How Fighting Affects Children
If you are fighting with your co-parent, spouse, or significant other in front of your children, it is taking a well-documented, scientifically proven toll on your children as well. Some effects of this unhealthy conflict are:
- An increase your child’s production of stress hormones. These hormones can stay in their body for hours, and cause disruptions to their sleep patterns, anxiety levels, and behavior.
- A disruption in your child’s fluid cognitive performance. Fluid cognitive performance is a fancy way to refer to his or her general intelligence level, ability to process information, pay attention, and solve problems.
- A change in how you child processes emotions differently, which may lead to problems with social relationships later in life.
- Possibility of increased depression, anxiety, and phobias for years to come.
- Possibility that your child develops an eating disorder.
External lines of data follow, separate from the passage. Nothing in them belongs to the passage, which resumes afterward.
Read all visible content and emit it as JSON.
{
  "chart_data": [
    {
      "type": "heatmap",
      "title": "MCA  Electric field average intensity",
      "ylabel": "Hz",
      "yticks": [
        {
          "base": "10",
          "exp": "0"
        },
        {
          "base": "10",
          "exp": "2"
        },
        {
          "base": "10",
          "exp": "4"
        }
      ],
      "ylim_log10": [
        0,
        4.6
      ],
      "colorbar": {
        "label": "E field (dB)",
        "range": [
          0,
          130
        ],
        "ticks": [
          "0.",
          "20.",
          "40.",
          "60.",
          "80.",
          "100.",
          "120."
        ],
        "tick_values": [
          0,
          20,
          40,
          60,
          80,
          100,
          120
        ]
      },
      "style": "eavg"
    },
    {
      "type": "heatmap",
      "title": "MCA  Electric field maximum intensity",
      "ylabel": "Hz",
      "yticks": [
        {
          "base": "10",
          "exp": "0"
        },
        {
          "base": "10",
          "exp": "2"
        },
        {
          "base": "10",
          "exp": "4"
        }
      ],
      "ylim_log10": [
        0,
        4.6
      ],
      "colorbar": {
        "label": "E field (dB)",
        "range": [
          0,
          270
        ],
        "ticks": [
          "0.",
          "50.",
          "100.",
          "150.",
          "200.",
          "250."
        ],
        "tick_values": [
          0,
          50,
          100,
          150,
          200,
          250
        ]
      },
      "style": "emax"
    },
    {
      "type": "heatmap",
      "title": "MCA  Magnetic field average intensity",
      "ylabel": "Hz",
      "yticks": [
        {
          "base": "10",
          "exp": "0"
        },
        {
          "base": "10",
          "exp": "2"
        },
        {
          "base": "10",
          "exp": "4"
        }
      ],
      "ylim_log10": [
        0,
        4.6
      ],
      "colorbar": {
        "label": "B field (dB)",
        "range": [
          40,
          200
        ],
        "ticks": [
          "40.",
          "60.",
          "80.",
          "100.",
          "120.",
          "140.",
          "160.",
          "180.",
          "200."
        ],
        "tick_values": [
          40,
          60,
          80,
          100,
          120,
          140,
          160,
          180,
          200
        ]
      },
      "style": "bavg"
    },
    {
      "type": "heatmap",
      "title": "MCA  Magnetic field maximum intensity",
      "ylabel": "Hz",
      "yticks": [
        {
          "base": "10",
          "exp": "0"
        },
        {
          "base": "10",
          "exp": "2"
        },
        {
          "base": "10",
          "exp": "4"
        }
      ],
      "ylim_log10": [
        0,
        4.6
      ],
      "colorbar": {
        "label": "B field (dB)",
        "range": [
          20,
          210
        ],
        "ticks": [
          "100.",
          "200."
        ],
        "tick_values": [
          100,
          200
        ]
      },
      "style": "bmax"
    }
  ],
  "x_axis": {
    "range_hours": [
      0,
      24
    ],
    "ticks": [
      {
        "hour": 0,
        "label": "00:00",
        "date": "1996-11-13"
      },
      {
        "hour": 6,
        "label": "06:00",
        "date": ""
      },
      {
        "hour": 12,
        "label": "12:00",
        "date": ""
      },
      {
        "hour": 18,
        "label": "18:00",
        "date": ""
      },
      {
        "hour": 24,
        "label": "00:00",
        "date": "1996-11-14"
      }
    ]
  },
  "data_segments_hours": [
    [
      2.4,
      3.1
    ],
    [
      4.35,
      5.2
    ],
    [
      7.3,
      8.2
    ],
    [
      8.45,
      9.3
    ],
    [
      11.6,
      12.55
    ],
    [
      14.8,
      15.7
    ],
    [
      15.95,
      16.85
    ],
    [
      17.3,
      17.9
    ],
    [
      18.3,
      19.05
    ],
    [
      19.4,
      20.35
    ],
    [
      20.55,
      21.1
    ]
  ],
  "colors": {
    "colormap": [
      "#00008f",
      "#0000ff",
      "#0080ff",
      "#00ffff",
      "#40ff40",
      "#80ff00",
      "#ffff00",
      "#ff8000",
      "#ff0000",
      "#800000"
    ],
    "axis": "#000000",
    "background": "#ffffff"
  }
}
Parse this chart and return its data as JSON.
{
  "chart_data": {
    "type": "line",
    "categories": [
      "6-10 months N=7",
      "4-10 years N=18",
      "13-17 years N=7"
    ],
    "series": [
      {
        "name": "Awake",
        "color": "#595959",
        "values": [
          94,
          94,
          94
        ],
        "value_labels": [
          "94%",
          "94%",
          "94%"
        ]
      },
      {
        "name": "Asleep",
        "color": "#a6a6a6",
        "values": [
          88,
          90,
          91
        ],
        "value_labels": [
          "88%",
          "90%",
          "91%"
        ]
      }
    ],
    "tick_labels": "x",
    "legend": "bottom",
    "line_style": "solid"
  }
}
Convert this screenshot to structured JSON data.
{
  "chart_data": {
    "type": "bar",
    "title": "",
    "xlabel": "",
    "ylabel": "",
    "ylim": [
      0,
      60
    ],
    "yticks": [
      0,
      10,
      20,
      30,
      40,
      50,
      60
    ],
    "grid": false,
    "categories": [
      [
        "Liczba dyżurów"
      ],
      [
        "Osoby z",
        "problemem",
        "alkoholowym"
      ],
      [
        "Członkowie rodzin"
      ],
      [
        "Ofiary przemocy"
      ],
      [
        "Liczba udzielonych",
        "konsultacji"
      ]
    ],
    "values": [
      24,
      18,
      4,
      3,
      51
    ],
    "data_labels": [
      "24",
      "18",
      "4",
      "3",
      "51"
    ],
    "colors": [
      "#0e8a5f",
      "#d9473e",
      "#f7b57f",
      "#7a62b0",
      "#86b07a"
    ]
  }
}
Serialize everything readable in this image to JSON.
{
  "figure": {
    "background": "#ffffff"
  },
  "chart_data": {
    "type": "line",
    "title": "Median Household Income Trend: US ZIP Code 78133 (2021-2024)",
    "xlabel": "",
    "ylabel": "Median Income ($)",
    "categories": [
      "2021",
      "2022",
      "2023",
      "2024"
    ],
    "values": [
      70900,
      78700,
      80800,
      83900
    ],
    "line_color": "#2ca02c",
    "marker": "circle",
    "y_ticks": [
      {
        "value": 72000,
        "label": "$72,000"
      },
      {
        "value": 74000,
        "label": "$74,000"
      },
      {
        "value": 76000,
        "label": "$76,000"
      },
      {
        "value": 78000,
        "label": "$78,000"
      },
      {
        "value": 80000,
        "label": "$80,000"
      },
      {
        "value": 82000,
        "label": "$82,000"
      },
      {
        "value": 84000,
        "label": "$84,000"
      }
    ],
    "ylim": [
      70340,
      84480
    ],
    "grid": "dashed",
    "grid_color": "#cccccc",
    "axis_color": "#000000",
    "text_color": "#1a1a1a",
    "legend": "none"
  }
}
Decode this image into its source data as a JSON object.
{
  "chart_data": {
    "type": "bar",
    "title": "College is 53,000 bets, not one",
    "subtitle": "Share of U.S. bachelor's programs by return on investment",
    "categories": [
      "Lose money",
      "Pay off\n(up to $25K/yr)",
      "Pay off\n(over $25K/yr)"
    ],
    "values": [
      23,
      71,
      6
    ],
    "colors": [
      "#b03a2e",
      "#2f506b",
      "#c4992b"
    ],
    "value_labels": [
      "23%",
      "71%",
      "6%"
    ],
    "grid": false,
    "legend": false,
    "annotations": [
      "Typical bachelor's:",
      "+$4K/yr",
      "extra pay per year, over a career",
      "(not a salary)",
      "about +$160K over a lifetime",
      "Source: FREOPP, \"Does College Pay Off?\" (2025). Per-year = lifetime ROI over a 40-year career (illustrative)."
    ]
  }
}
- Increased risk of substance abuse.
Are You in a High-Conflict Situation?
Not all fighting is the same. The type of fights that trigger these potentially damaging physical effects to you and your children come in the form of high conflict situations like these:
- Heated and hostile disagreements
- Verbal insults and raised voices
- Physically aggressive fighting
- Fights that result in parents stonewalling one another or giving each other the silent treatment
- Any fight that threatens the stability of the family
Having constructive conflicts in front of your children, result in children learning better social skills
, including cooperation and empathy for their peers. Constructive conflicts are disagreements where you still show support and affection for your co-parent, spouse, or significant other.
How to Fight Fair
While disagreements are a natural part of a relationship, it’s important for parents to model effective problem-solving strategies in front of their children. You and your co-parent should agree on how to structure disagreements by setting some ground rules. Below are some ground rules you can consider.
- Don’t fight in front of the kids.
- Don’t start a conversation that has the potential for conflict in front of the kids, save it for a time when the kids are out of the house.
- If a discussion is starting to get heated, take time out.
- Take turns to talk and validate the other parent’s feelings and perspective.
- Always be respectful and courteous, do not call one another names.
- Brainstorm solutions to your disagreement together.
- Make sure you articulate that the children are not the reason for the conflict or have any part of the issue between parents.
If you can’t fight fair, it’s time to seek help from a professional. Learning how to have constructive conflict is far crucial for the long-term health and well-being of you and your children.